Op made informed decisions, based on the facts

No, the OP made decisions. That’s the most we can say. The facts were, he didn’t want to resume their 8 year relationship but liked having sex with her, and told her explicitly that he considered himself single.

He’s clearly not a nice man but the bile and ‘he deserves everything he gets!’ statements on this thread are quite startling. If the OP had been his wife, I could understand it, although I’d have expected her to confront him first.

PrincessNymeria · 20/07/2021 16:11

It's not up to op to protect anybody, but herself, and one way to do that, is to not sleep with a guy, without using a condom, that's sleeping with other people. I don't see why it would be sanctimonious either, to point that out?

Say I'm in work, and I have to lend a colleague my phone, to make an urgent business call. While they're ending the call, a message flashes up, bitching about them in a racist way. Would you fault them for thinking wtf?, and clicking on it?

Snooping is bad (and shows the trust is already gone, and sex is a bad idea), stumbling accross damning information, and reacting to it, is different.

PrincessNymeria · 20/07/2021 16:16

"That’s no evidence of commitment."

What's commitment got to do with it? Op was pissed at him because he lied about seeing other people, and about seeing her, to other people. Not because he didn't want to be serious with her.

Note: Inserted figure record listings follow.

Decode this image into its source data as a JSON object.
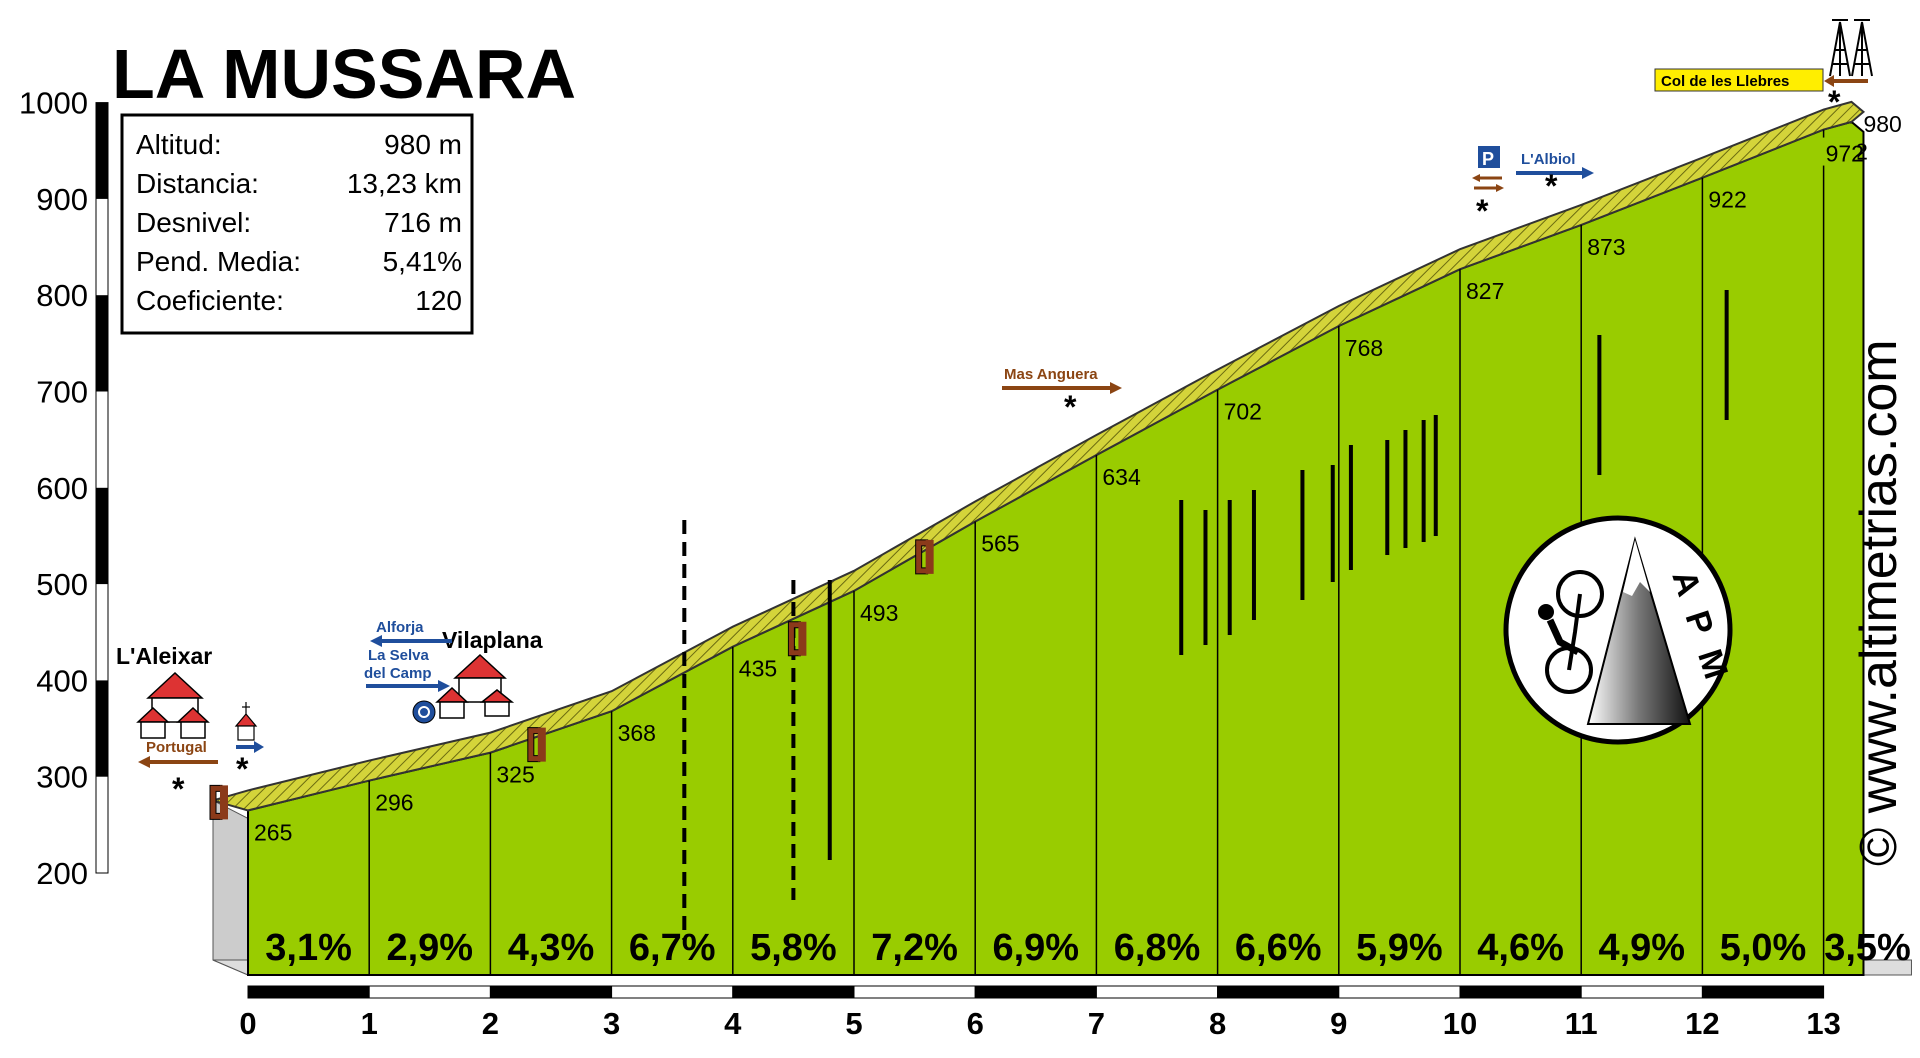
{
  "title": "LA MUSSARA",
  "stats": [
    {
      "label": "Altitud:",
      "value": "980 m"
    },
    {
      "label": "Distancia:",
      "value": "13,23 km"
    },
    {
      "label": "Desnivel:",
      "value": "716 m"
    },
    {
      "label": "Pend. Media:",
      "value": "5,41%"
    },
    {
      "label": "Coeficiente:",
      "value": "120"
    }
  ],
  "watermark": "© www.altimetrias.com",
  "logo_text": "APM",
  "colors": {
    "profile": "#99cc00",
    "road": "#cccc33",
    "road_dark": "#666600",
    "brown": "#8b4513",
    "blue": "#1f4e9c",
    "sign": "#ffee00",
    "base": "#cccccc"
  },
  "chart_data": {
    "type": "area",
    "title": "LA MUSSARA",
    "xlabel": "",
    "ylabel": "",
    "xlim": [
      0,
      13.23
    ],
    "ylim": [
      200,
      1000
    ],
    "xticks": [
      "0",
      "1",
      "2",
      "3",
      "4",
      "5",
      "6",
      "7",
      "8",
      "9",
      "10",
      "11",
      "12",
      "13"
    ],
    "yticks": [
      "200",
      "300",
      "400",
      "500",
      "600",
      "700",
      "800",
      "900",
      "1000"
    ],
    "profile": {
      "x": [
        0,
        1,
        2,
        3,
        4,
        5,
        6,
        7,
        8,
        9,
        10,
        11,
        12,
        13,
        13.23
      ],
      "y": [
        265,
        296,
        325,
        368,
        435,
        493,
        565,
        634,
        702,
        768,
        827,
        873,
        922,
        972,
        980
      ]
    },
    "km_labels": [
      "265",
      "296",
      "325",
      "368",
      "435",
      "493",
      "565",
      "634",
      "702",
      "768",
      "827",
      "873",
      "922",
      "972",
      "980"
    ],
    "gradients": [
      "3,1%",
      "2,9%",
      "4,3%",
      "6,7%",
      "5,8%",
      "7,2%",
      "6,9%",
      "6,8%",
      "6,6%",
      "5,9%",
      "4,6%",
      "4,9%",
      "5,0%",
      "3,5%"
    ],
    "places": [
      {
        "name": "L'Aleixar",
        "km": 0.0
      },
      {
        "name": "Vilaplana",
        "km": 2.3
      },
      {
        "name": "Mas Anguera",
        "km": 7.0
      },
      {
        "name": "Col de les Llebres",
        "km": 13.23
      }
    ],
    "signs": [
      {
        "text": "Portugal",
        "km": -0.3,
        "color": "brown"
      },
      {
        "text": "Alforja",
        "km": 1.6,
        "color": "blue"
      },
      {
        "text": "La Selva",
        "km": 1.6,
        "color": "blue"
      },
      {
        "text": "del Camp",
        "km": 1.6,
        "color": "blue"
      },
      {
        "text": "L'Albiol",
        "km": 10.9,
        "color": "blue"
      },
      {
        "text": "P",
        "km": 10.3,
        "color": "blue"
      }
    ]
  }
}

pictish · 20/07/2021 16:18

I know….such sanctimonious and unrealistic posts on this thread. Protecting the OW from STDs…fucking really?? A noble quest to convey the truth? I don’t think so.
This was an act to cause shit and nothing more. He’s not her boyfriend, she had absolutely no business accessing his phone whether she knows the code or not. It was nasty.

Iamthewombat · 20/07/2021 16:21

It's not up to op to protect anybody, but herself

Jolly good, now perhaps we can stop with the “you did the right thing OP, you protected his new lady friend from STDs!” replies. Which are sanctimonious.

What's commitment got to do with it?

As you yourself speculated, the OP trusted her ex because she thought or assumed that he wasn’t seeing other women. What’s another way of describing ‘not seeing other women’? Oh yes, commitment.

PrincessNymeria · 20/07/2021 16:23

Tbf even if it was just done out if spite, I still think he brought it on himself, and don't blame op for having an emotional reaction. I also think she'd be better moving on from this guy.